At the end of two hours, she removed the spectacles and faced him defiantly. "Okay," she said. "So I am primarily the curator of the collection of Hexapoda, but at the same time I am also a consultant to the Departments of Agriculture, Wildlife and Nature Conservation and Public Health. That's what entomologists do, mister now what the hell do you do?" "What I do is I go around inviting entomologists to lunch." "Lunch?" She looked vague. "What is the time? My God, you've wasted my entire Saturday morning!" "T-bone steaks," he wheedled. "I have just been paid." "Perhaps I am lunching with Roly,"she told him cruelly. "Roly is in the bush." "How do you know that?" "I phoned Aunty Val at Queen's Lynn to check." "You crafty blighter." She laughed for the first time. "Okay, I give up. Take me to lunch." The steaks were thick and juicy and the beer was icy cold, with dew running down the glass. They laughed a lot and at the end of the meal he asked, "What do entomologists do on Saturday afternoons?" "What do police sergeants do? "she countered.
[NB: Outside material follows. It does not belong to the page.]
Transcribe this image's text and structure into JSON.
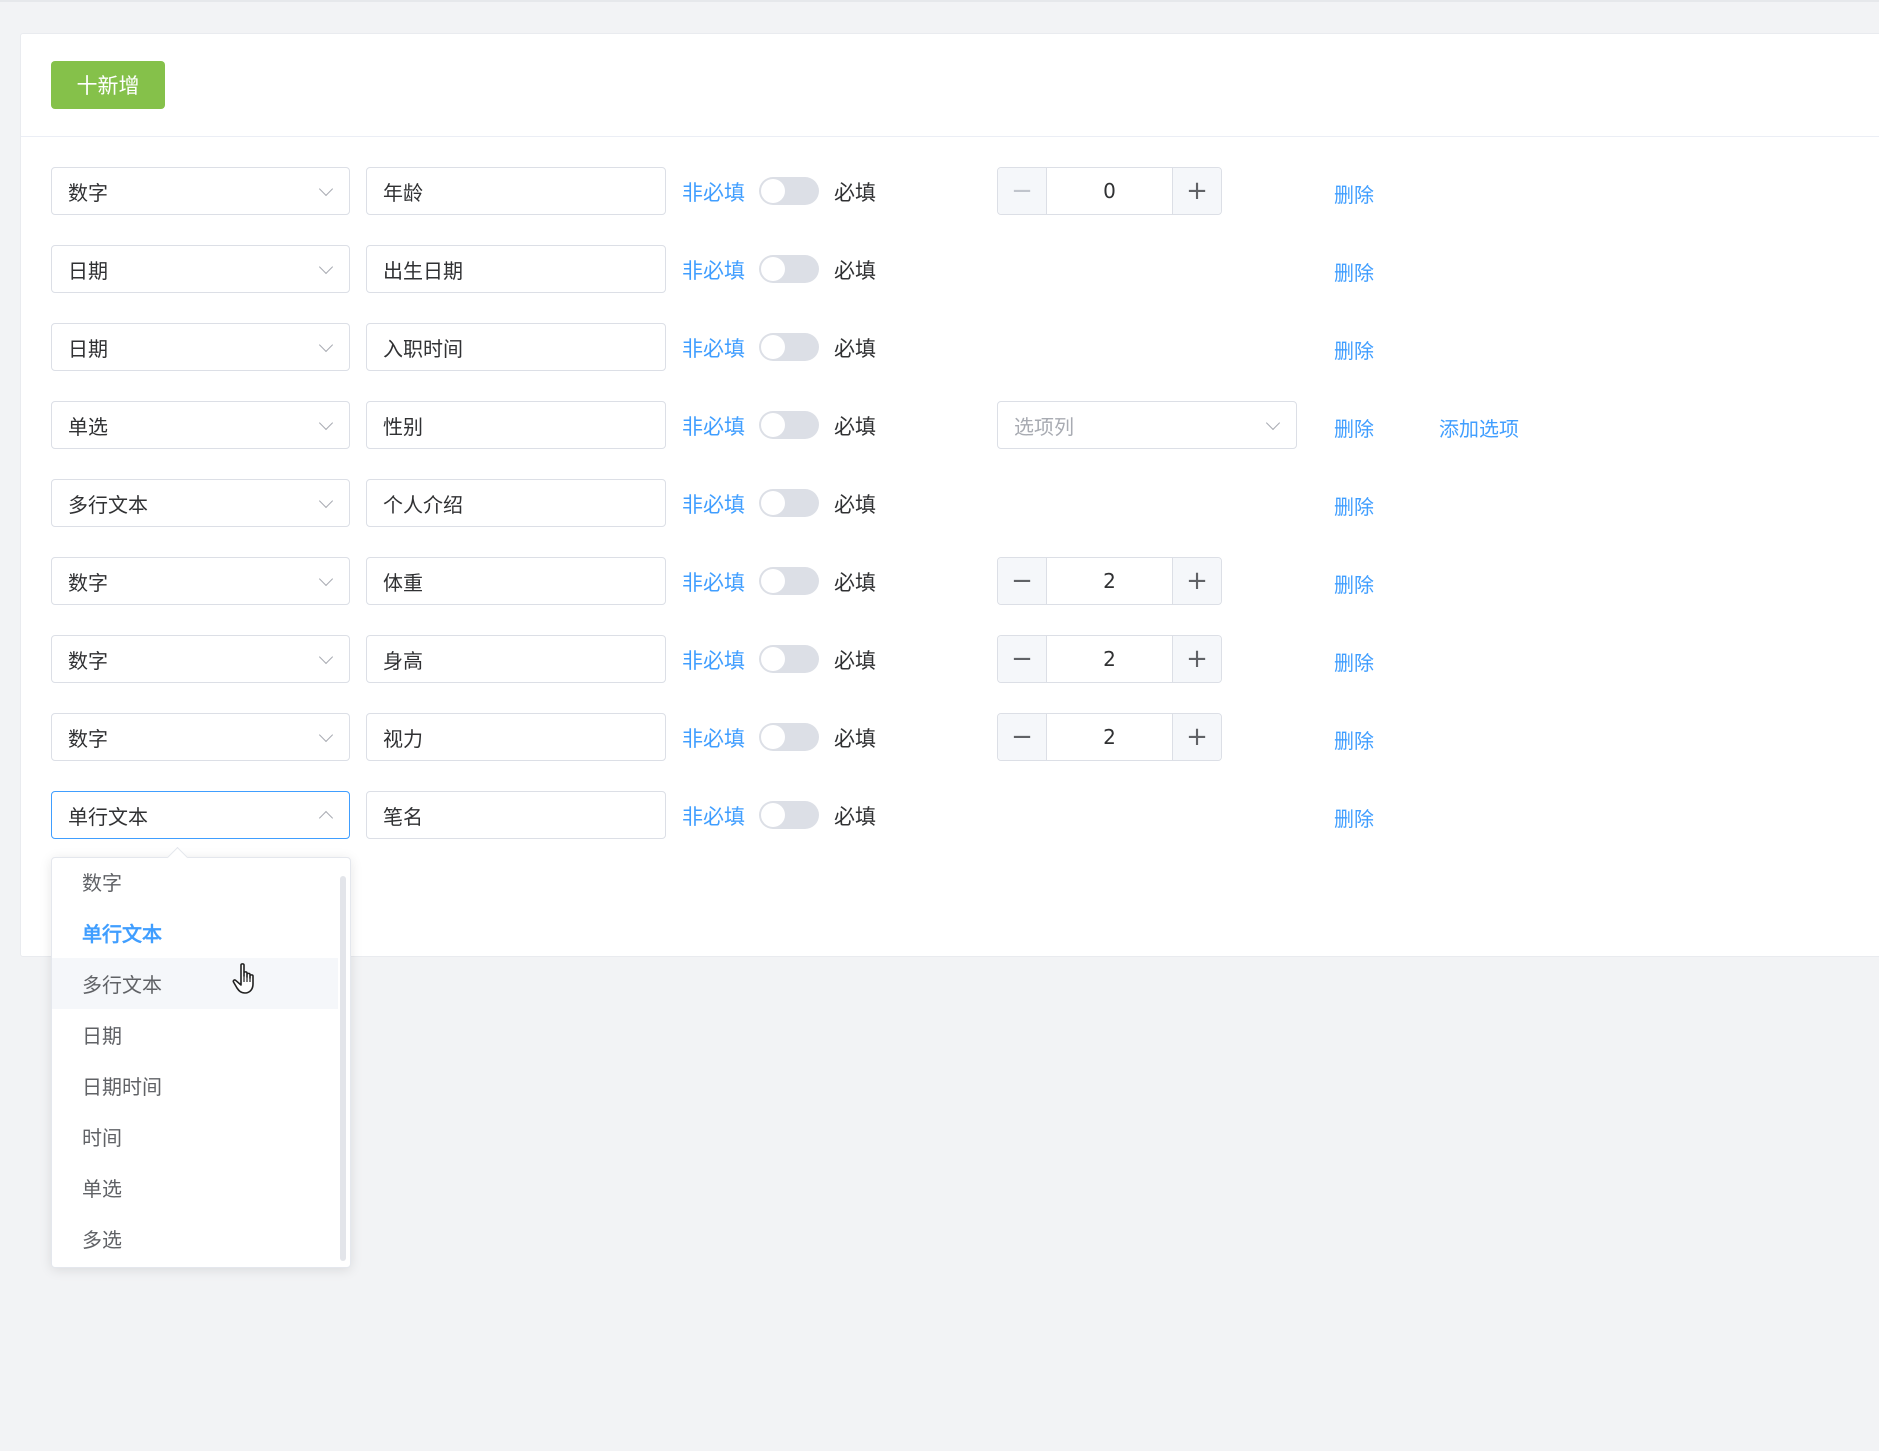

"They go sleuthing up their family antecedents in weird and wonderful places want to come along?" She knew all about the Land-Rover by now, so she put a silk scarf around her head and dark glasses over her eyes to protect them from the wind, and Craig restocked the cool box with crushed ice and beer. They drove out into the Rhodes Matopos National Park, into the enchanted hills where once the Umlimo had held sway and the Matabele had come for succour and sanctuary in the times of tribal disasters. The beauty of the place struck Janine to the heart.

"The hills look like those wonderful fairy castles along the banks of the Rhine." In the valleys there were herds of wild antelope, sable and kudu, as tame as sheep. They barely lifted their heads as the Land-Rover passed and then returned to graze.

It seemed that they had the hills to themselves, for few others would risk being alone on these dirt-surfaced roads in the very stronghold of Matabele tradition, but when Craig parked the Land-Rover in a shady grove beneath a massive bald dome of granite, an old Matabele guardian in the suntans and slouch hat of the Park Board came down to meet them and escort them as far as the gates that bore the inscription. "Here are buried men who deserve well of their country."

They climbed to the summit of the hill and there, guarded by stone sentinels of natural granite and covered by a heavy bronze plaque, they found the grave of Cecil John Rhodes.

"I know so little about him,"Janine confessed.

"I don't think anybody knew much about him," Craig said. "He was a very strange man, but when they buried him, the Matabele gave him the royal salute. He had some incredible power over other men." They went down the far side of the hill to the square mausoleum of stone blocks with its bronze frieze of heroic figures.